Besoknya Valley menjalani hari dengan riang. Qefra menatap Valley bingung, tak biasanya Valley begini.

"Ehem... Ada yang lagi gembira tapi ngga bilang-bilang, nih."

"Qefra jangan bikin aku badmood, dong."

Qefra mendelik, "ih, padahal aku cuma mau tahu kenapa kamu terlihat  senang pagi ini."

"Aku senang karena...

Valley menggantung ucapannya, Qefra masih setia menunggu.

"Karena besok hari jumat! Aku besok latihan."

Qefra bingung. Selama ini Valley juga latihan tapi tak pernah sesenang ini.

"Selama ini kan kamu juga latihan, kenapa seperti baru pertama kali saja."

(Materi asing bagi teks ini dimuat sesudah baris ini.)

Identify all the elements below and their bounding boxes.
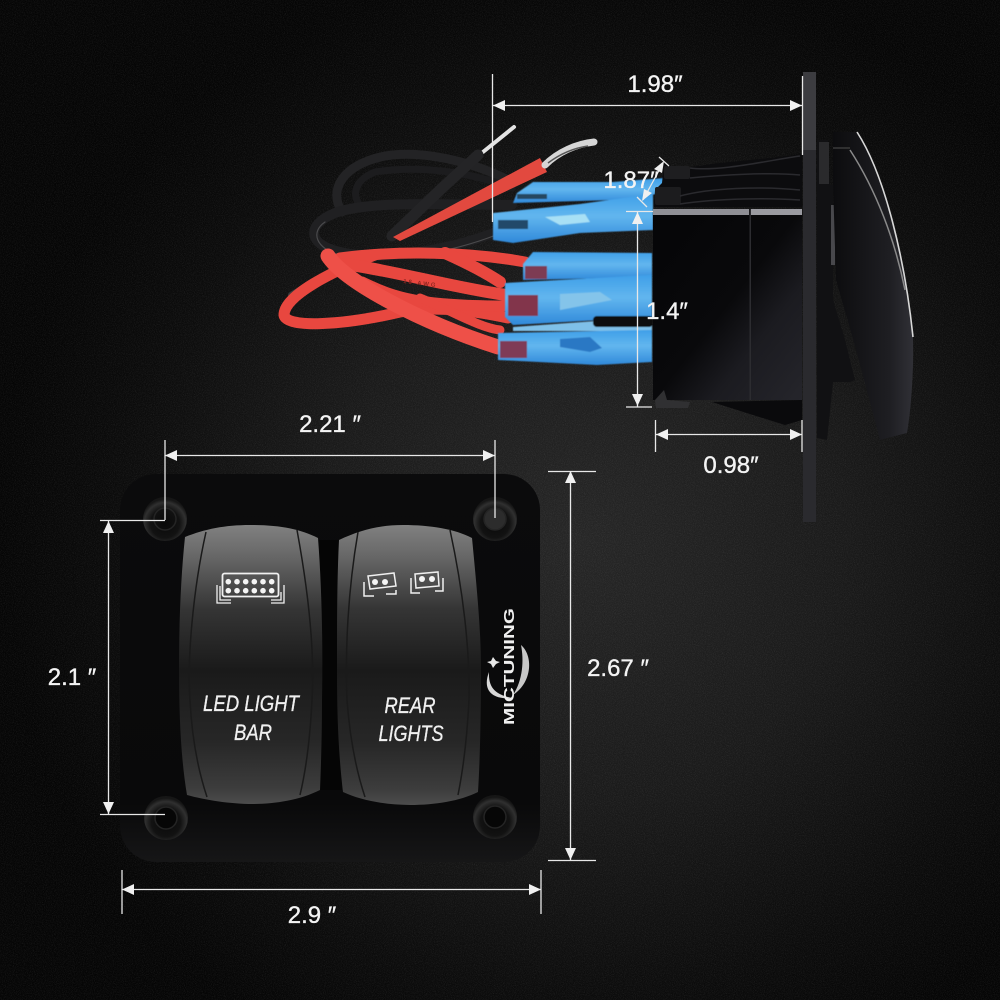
black wires [291, 154, 512, 295]
dimension: 2.1 in: 2.1 ″ [48, 664, 97, 691]
upright black wire with pin [392, 127, 514, 236]
dimension: 1.98 in: 1.98″ [627, 71, 683, 98]
mounting plate edge [803, 72, 816, 522]
rocker frame [318, 540, 342, 790]
rocker: rear lights [337, 525, 481, 805]
dimension: 1.98 in [492, 71, 803, 222]
screw inner details [154, 508, 506, 829]
rocker: LED light bar [179, 525, 322, 804]
screw holes [143, 497, 517, 840]
dimension: 1.87 in: 1.87″ [603, 167, 659, 194]
dimension: 2.67 in [548, 471, 649, 860]
dimension: 0.98 in [656, 420, 802, 479]
icon: rear light right [411, 572, 443, 593]
dimension: 2.9 in: 2.9 ″ [288, 902, 337, 929]
logo: MICTUNING: MICTUNING [501, 608, 518, 725]
front gasket and clip [817, 140, 855, 440]
mounting plate [120, 474, 540, 862]
rocker legend second line: LIGHTS [378, 721, 444, 746]
dimension: 1.4 in: 1.4″ [646, 298, 688, 325]
upright red wire with crimped tip [393, 142, 594, 241]
panel: front view of switch plate [120, 474, 540, 862]
dimension: 1.4 in [626, 211, 688, 407]
dimension: 2.1 in [48, 520, 165, 814]
switch housing [653, 209, 802, 425]
panel: side view of switch with wires [284, 72, 913, 522]
18 AWG wire marking: 18 AWG [403, 279, 438, 289]
dimension: 0.98 in: 0.98″ [703, 452, 759, 479]
dimension: 2.9 in [122, 870, 541, 929]
rocker legend: LED LIGHT [203, 691, 300, 716]
dimension: 1.87 in [603, 157, 669, 207]
rocker seams [189, 530, 313, 797]
switch terminals [654, 154, 802, 207]
dimension: 2.21 in [165, 411, 495, 520]
blue connectors [493, 178, 665, 365]
rocker legend: REAR [384, 693, 436, 718]
dimension: 2.67 in: 2.67 ″ [587, 655, 649, 682]
rocker seams [346, 530, 469, 797]
icon: LED light bar [217, 574, 284, 603]
rocker legend second line: BAR [234, 720, 272, 745]
dimension: 2.21 in: 2.21 ″ [299, 411, 361, 438]
red wires [284, 253, 525, 347]
logo: MICTUNING [487, 608, 529, 725]
icon: rear light left [364, 573, 396, 596]
rocker side profile [833, 132, 913, 440]
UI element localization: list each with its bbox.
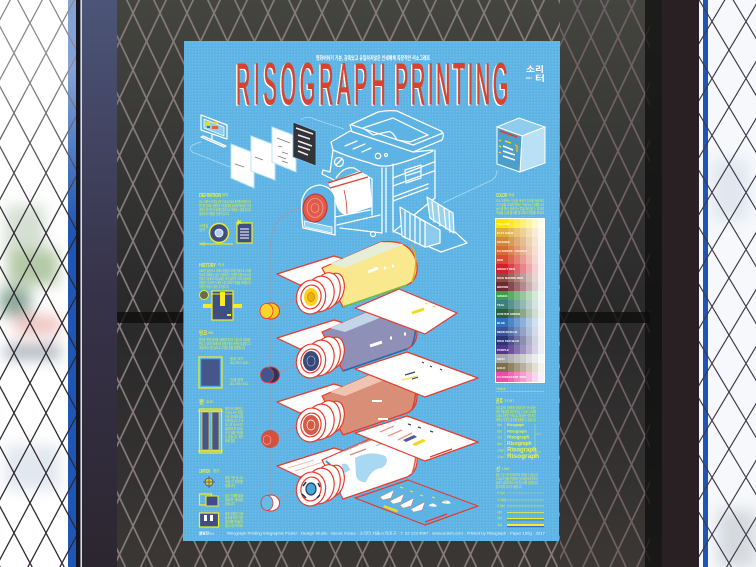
panel: font: 8pt xyxy=(497,442,502,446)
logo: 2017 xyxy=(526,76,532,80)
color swatch chart: FLUORESC. ORANGE xyxy=(497,249,527,253)
color swatch chart: ORANGE xyxy=(497,240,510,244)
color swatch chart: RISO MARINE RED xyxy=(497,276,523,280)
color swatch chart: GRAY xyxy=(497,357,505,361)
icon: ink machine xyxy=(200,290,242,320)
panel: definition: 리소그래프는 디지털 공판 인쇄 방식으로 원지를 제판합니다 xyxy=(199,199,252,204)
body xyxy=(322,150,435,233)
panel: definition xyxy=(199,192,252,246)
panel: ink: 용지 크기 xyxy=(230,356,243,361)
panel: font: Risograph xyxy=(507,423,524,427)
panel: font: 7pt xyxy=(497,436,502,440)
panel: master: 판 xyxy=(199,398,204,406)
panel: ink xyxy=(199,329,251,388)
subtitle: 평화어하기 기본, 감촉있고 유일하지않은 인쇄매체 독창적인 리소그래프 xyxy=(316,54,430,62)
color swatch chart: MEDIUM BLUE xyxy=(497,330,517,334)
panel: master: 인쇄 데이터를 통해 xyxy=(225,414,243,419)
title: PRINTING xyxy=(394,54,510,118)
panel: line: 0.25pt 이상을 권장하며 인쇄 해상도에 따라서 xyxy=(496,476,538,481)
panel: caption: 결과를 만들어 xyxy=(225,519,243,524)
control panel xyxy=(331,131,433,166)
color swatch chart: RISO FED BLUE xyxy=(497,339,519,343)
panel: font: Risograph xyxy=(507,434,530,440)
poster xyxy=(183,41,560,541)
icon: finished stack cube xyxy=(497,118,545,172)
panel: caption: CAPTION xyxy=(199,469,210,475)
panel: line: 0.5pt xyxy=(497,504,505,508)
panel: master: 필요하며 한 장으로 xyxy=(225,426,243,431)
panel: color: Yellow xyxy=(496,387,506,391)
color swatch chart xyxy=(495,218,545,383)
color swatch chart: FLAT GOLD xyxy=(497,231,513,235)
title: PRINTING xyxy=(395,53,511,117)
panel: line: 0.1pt xyxy=(497,491,505,495)
logo xyxy=(526,65,545,83)
process connector line xyxy=(270,208,300,503)
right frame column xyxy=(662,0,699,567)
panel: caption: 망점 표현은 인쇄 xyxy=(225,511,243,516)
panel: master xyxy=(198,398,243,453)
panel: ink: 번질 수 있으며 재생지와 궁합이 좋아 따뜻한 질감을 주고 xyxy=(199,341,251,346)
panel: history: HISTORY xyxy=(199,263,216,269)
color swatch chart: BLUE xyxy=(497,321,505,325)
roller 4: full colour xyxy=(277,433,417,509)
panel: ink: A3 297×420 xyxy=(230,361,248,365)
left frame column xyxy=(82,0,117,567)
panel: caption: 겹침 인쇄를 통해 xyxy=(225,493,243,498)
panel: caption: 새로운 색상을 xyxy=(225,497,243,502)
color swatch chart: GOLD xyxy=(497,366,505,370)
panel: history: 학교와 교회에서 널리 사용되었고 저렴한 비용으로 소량 xyxy=(199,272,251,277)
panel: history: 인쇄가 가능하여 오늘날에는 독립 출판과 디자이너들에게 xyxy=(199,276,251,281)
color swatch chart: RED xyxy=(497,258,503,262)
panel: caption: 캡션 xyxy=(213,468,219,473)
color swatch chart: BROWN xyxy=(497,285,508,289)
panel: color xyxy=(495,192,545,392)
panel: history: 사랑받고 있으며 전 세계 스튜디오에서 작품을 제작합니다 xyxy=(199,280,252,285)
panel: ink: 색상마다 다른 농도로 다양한 톤을 표현합니다 xyxy=(199,345,246,350)
panel: color: 리소그래프는 다양한 색상의 잉크를 제공하여 xyxy=(496,198,544,203)
panel: line: LINE xyxy=(502,467,510,471)
icon: monitor xyxy=(201,115,227,147)
sheet 1: yellow print xyxy=(355,289,457,334)
panel: caption xyxy=(199,468,243,528)
machine illustration xyxy=(322,111,467,252)
toner drum on machine xyxy=(300,172,372,235)
title: RISOGRAPH xyxy=(235,54,388,118)
panel: font: 6pt xyxy=(497,430,502,434)
panel: definition: 일본에서 개발된 인쇄기입니다 xyxy=(199,211,230,216)
panel: font: 작은 글자도 선명하게 인쇄되지만 가는 서체는 xyxy=(496,405,536,410)
icon: overlap xyxy=(200,494,218,506)
panel: definition: 스텐실 xyxy=(199,223,208,228)
logo: 터 xyxy=(535,74,545,83)
panel: caption: 농도에 따라 다른 xyxy=(225,515,243,520)
panel: caption: 냅니다 참고하세요 xyxy=(225,523,243,528)
panel: color: 농도에 따라 표현되는 톤을 확인할 수 있으며 xyxy=(496,206,544,211)
panel: definition: 색마다 한 번씩 인쇄하며 겹침으로 독특한 느낌을 냅니다 xyxy=(199,207,252,212)
panel: color: 색상 xyxy=(508,192,514,197)
icon: drum xyxy=(200,224,233,244)
panel: master: 이루어집니다. 각 색 xyxy=(225,418,243,423)
panel: definition: 드럼 xyxy=(199,241,205,246)
panel: font: 5pt xyxy=(497,423,502,427)
panel: master: 수 있습니다. 제작 xyxy=(225,434,243,439)
footer: 클럽진 xyxy=(199,530,209,536)
icon: master plates xyxy=(198,409,223,453)
panel: history: 다양한 색상이 계속 추가됩니다 xyxy=(199,284,230,289)
workflow sheets xyxy=(231,122,316,188)
panel: caption: 색상 간 위치를 xyxy=(225,479,243,484)
mesh panel xyxy=(117,0,662,567)
panel: ink: INK xyxy=(208,331,214,335)
panel: master: SIZE xyxy=(206,400,214,404)
right window view xyxy=(699,0,756,567)
ink red xyxy=(261,430,279,448)
panel: line: 1pt xyxy=(497,510,502,514)
title xyxy=(235,53,511,118)
color swatch chart: GREEN xyxy=(497,294,507,298)
sheet 4: full colour print xyxy=(355,480,478,525)
panel: definition: 콩기름 잉크를 사용하여 드럼을 통해 종이에 찍어내는 기계 xyxy=(199,203,251,208)
panel: line: 선 xyxy=(496,465,500,473)
panel: font: 10pt xyxy=(497,448,504,452)
panel: master: 수천 장을 인쇄할 xyxy=(225,430,243,435)
sheet 2: blue print xyxy=(355,352,478,397)
panel: font: 주세요 본문은 단색으로 처리하는 것이 좋고 xyxy=(496,413,536,418)
panel: definition: 잉크 xyxy=(199,227,205,232)
panel: history: 1980년 일본 리소 사에서 개발한 디지털 인쇄기로 시작해 xyxy=(199,268,251,273)
panel: caption: 정렬 기준 표시로 xyxy=(225,475,243,480)
panel: font: Risograph xyxy=(507,453,539,460)
icon: document stack xyxy=(236,219,252,243)
color swatch chart: YELLOW xyxy=(497,222,510,226)
panel: font: 제목은 다양한 효과를 활용할 수 있습니다 xyxy=(496,417,537,422)
panel: color: COLOR xyxy=(496,193,507,199)
small ink rollers xyxy=(260,298,298,511)
workflow connector lines xyxy=(190,117,497,203)
panel: color: 색상별 인쇄 결과를 참고하여 작업해 보세요 xyxy=(496,210,544,215)
panel: line: 0.25pt xyxy=(497,498,506,502)
output tray xyxy=(393,231,467,252)
panel: font: Risograph xyxy=(507,448,537,454)
color swatch chart: PURPLE xyxy=(497,348,509,352)
icon: ink paper xyxy=(199,357,222,388)
panel: caption: 맞춥니다 xyxy=(225,483,236,488)
ink clear xyxy=(261,495,280,511)
panel: ink: 콩기름 기반의 잉크를 사용하며 건조가 느립니다. 마찰에는 xyxy=(199,337,251,342)
panel: history xyxy=(199,262,252,320)
footer xyxy=(199,530,545,536)
ink blue xyxy=(260,367,280,383)
panel: ink: 인쇄 영역 xyxy=(230,377,243,382)
panel: ink: A3 291×413 xyxy=(230,382,248,386)
panel: line: 참고하여 주시기 바랍니다 xyxy=(496,484,523,489)
panel: font: Risograph xyxy=(507,441,532,447)
panel: caption: 얻습니다 xyxy=(225,501,236,506)
panel: line: 결과가 달라지므로 사전 테스트를 권장합니다 xyxy=(496,480,539,485)
color swatch chart: BRIGHT RED xyxy=(497,267,515,271)
panel: font: 12pt xyxy=(497,455,504,459)
panel: color: 각 드럼을 교체해 원하는 색상으로 인쇄합니다 xyxy=(496,202,545,207)
panel: line: 3pt xyxy=(497,523,502,527)
panel: font: 여러 색을 겹칠 경우 어긋날 수 있으니 주의해 xyxy=(496,409,536,414)
panel: font xyxy=(496,398,541,460)
panel: line: 얇은 선은 스캔 방식에 따라 끊어질 수 있습니다 xyxy=(496,472,539,477)
panel: font: 폰트 xyxy=(496,398,503,405)
panel: font: Risograph xyxy=(507,428,527,434)
panel: master: 스캐너 또는 파일 xyxy=(225,410,243,415)
panel: line: 2pt xyxy=(497,516,502,520)
panel: definition: DEFINITION xyxy=(199,193,221,199)
panel: line xyxy=(496,465,544,527)
roller 1: yellow xyxy=(277,241,417,317)
panel: master: 비용 절감 xyxy=(225,438,235,443)
panel: master: 원지의 제판은 xyxy=(225,406,243,411)
ink yellow xyxy=(260,303,280,319)
panel: ink: 잉크 xyxy=(199,329,207,337)
color swatch chart: TEAL xyxy=(497,303,505,307)
roller 3: red xyxy=(277,369,417,445)
panel: master: 하나의 마스터가 xyxy=(225,422,243,427)
icon: registration mark xyxy=(203,476,215,488)
sheet 3: red print xyxy=(355,416,478,461)
panel: font: FONT xyxy=(505,399,514,403)
panel: history: 역사 xyxy=(218,262,225,267)
footer: Risograph Printing Infographic Poster · Design Studio · Seoul, Korea · 소리터 서울시 마포구 · T. 02 123 4567 · www.sorieh.com · Printed by Risograph · Paper 100g · 2017 xyxy=(227,530,545,536)
icon: trapping xyxy=(200,513,218,527)
color swatch chart: FLUORESCENT PINK xyxy=(497,375,527,379)
scanner lid xyxy=(350,111,443,152)
footer: 2nd xyxy=(209,532,214,536)
left window view xyxy=(0,0,82,567)
title: RISOGRAPH xyxy=(236,53,389,117)
color swatch chart: HUNTER GREEN xyxy=(497,312,520,316)
logo: 소리 xyxy=(526,65,544,74)
panel: definition: 정의 xyxy=(222,192,228,197)
roller 2: blue xyxy=(277,305,417,381)
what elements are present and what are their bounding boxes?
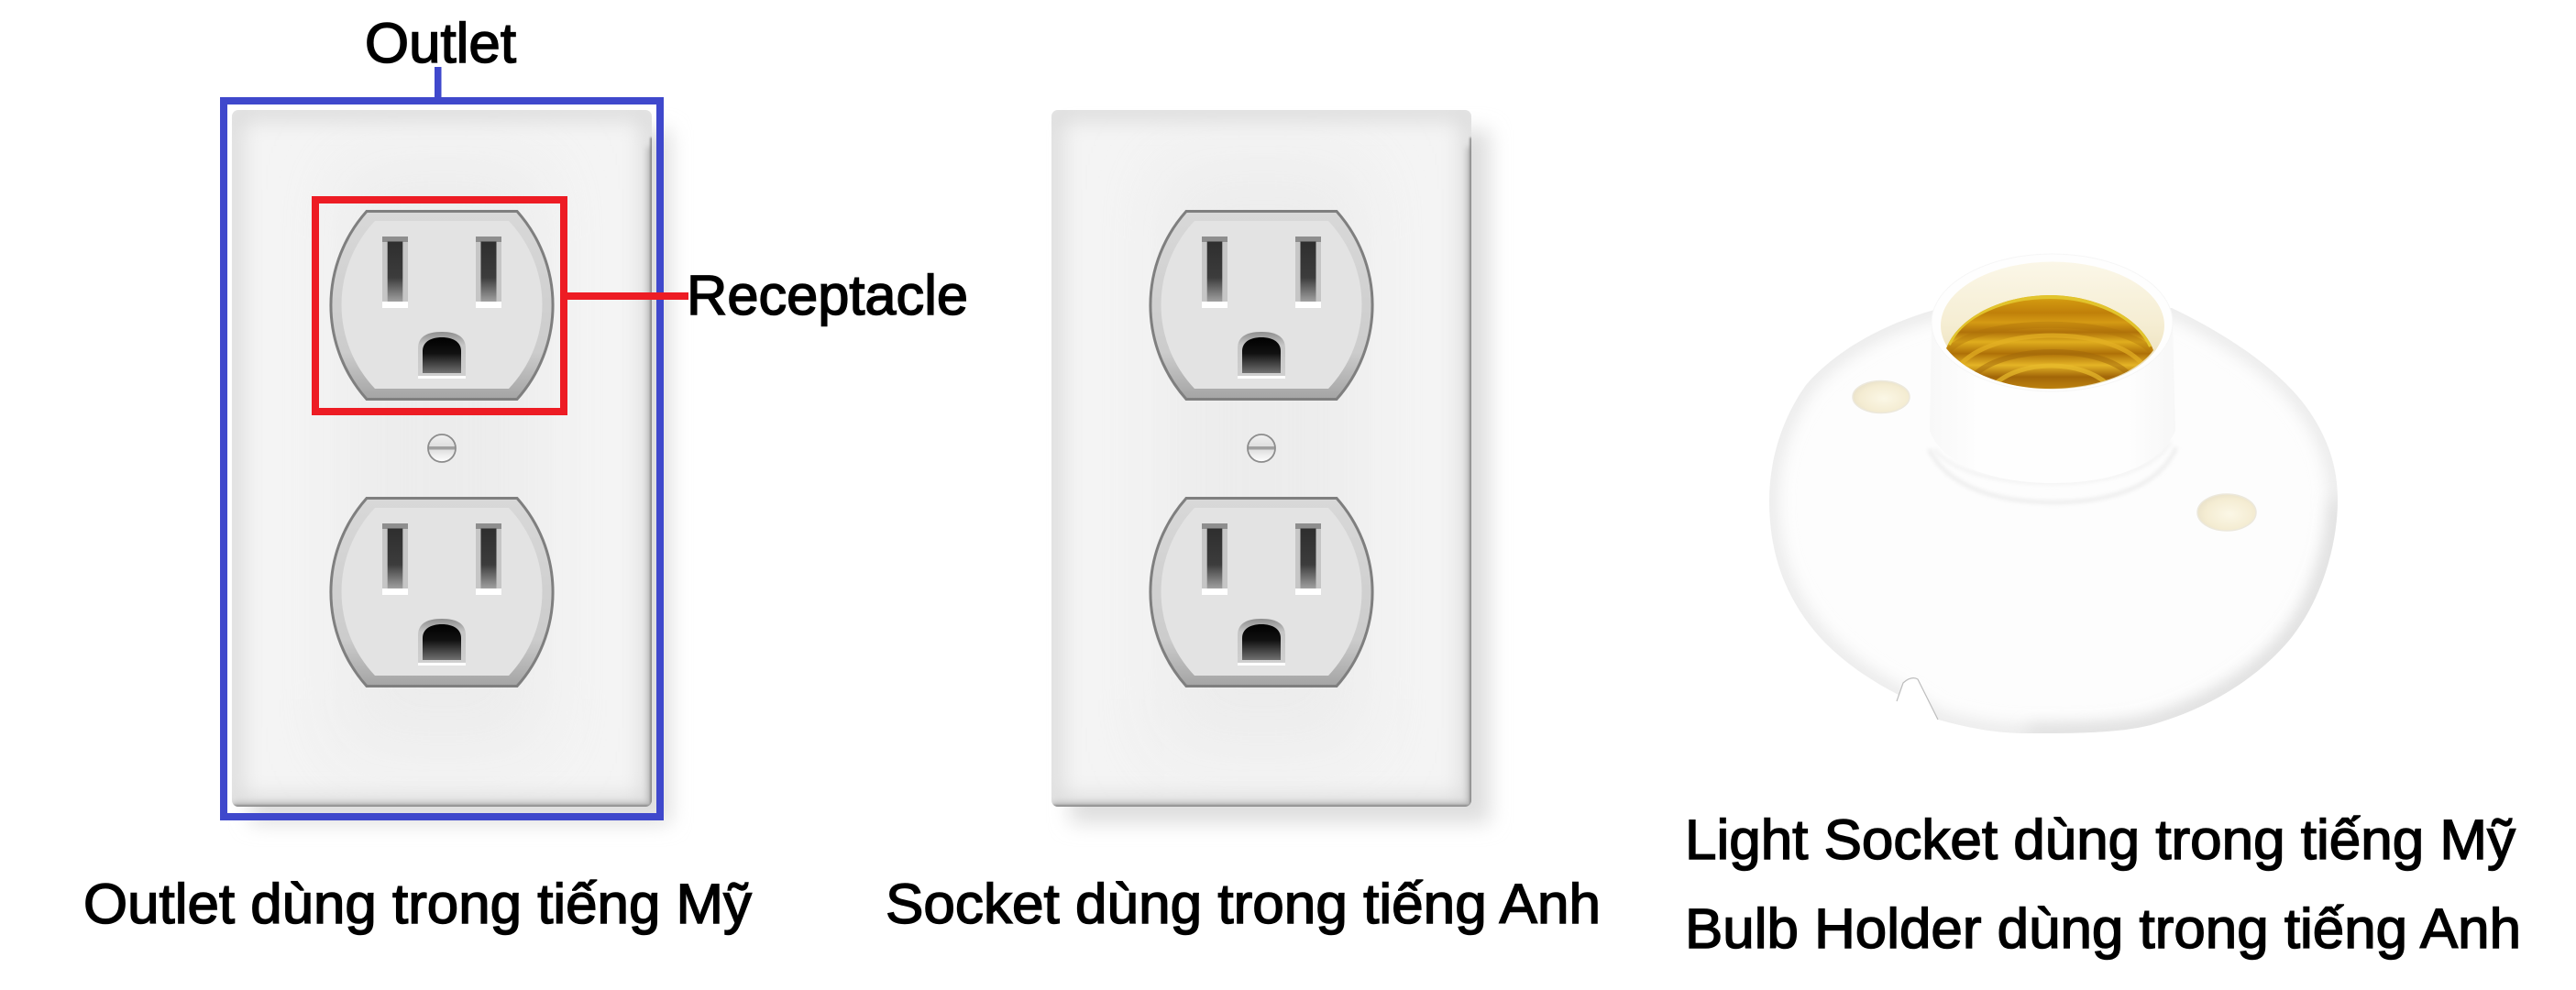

"Kali ini beda, Qefra. Kalau kamu jadi aku, kamu juga pasti seceria ini." Valley terus berucap sambil mengeluarkan beberapa buku dari tasnya.

"Bedanya apa?"

"Kepo kamu, balik sana. Sebentar lagi Pak Samsat masuk, kalau kamu ngga duduk di bangkumu nanti kamu di hukum hormat sampai pulang!" Apa yang dikatakan Valley memang benar adanya. Pak Samsat, guru matematika mereka itu memang terkenal akan kedisiplinannya, para murid harus duduk di tempat duduk tanpa boleh ada yang berpindah.

"Kamu jelasin dulu, baru aku kembali."

Valley abai, lebih memilih untuk mengeluarkan buku matematika dari tasnya.

***

Valley tertawa kencang saat melihat Qefra yang sedang hormat pada tiang bendera. Mukanya masam, membuat Valley terkikik geli sedari tadi.

Padahal tadi Valley sudah menyuruh Qefra untuk kembali ke tempat duduknya. Tapi anak itu tidak menurut. Akhirnya saat Pak Samsat datang, Qefra di keluarkan dari kelas lalu di hukum.

"Berisik tau!" Sebal Qefra.

"Makanya kalau aku bilangin di denger Qefra. Jadinya kamu di hukum, kan." Qefra pura-pura tidak mendengar dan membuang muka.

"Qefra itu bukannya Treo?"

Qefra menoleh.

"Qefra dia ngelihat kamu, ga bohong!" Pekik Valley.

Jujur Qefra malu jika memang benar Treo melihatnya sedang dihukum seperti ini. Valley tak tahu jelas hubungan mereka, yang Valley tahu mereka saling menyukai.

"Malu banget astaga!" Pekik Qefra, tak kalah heboh.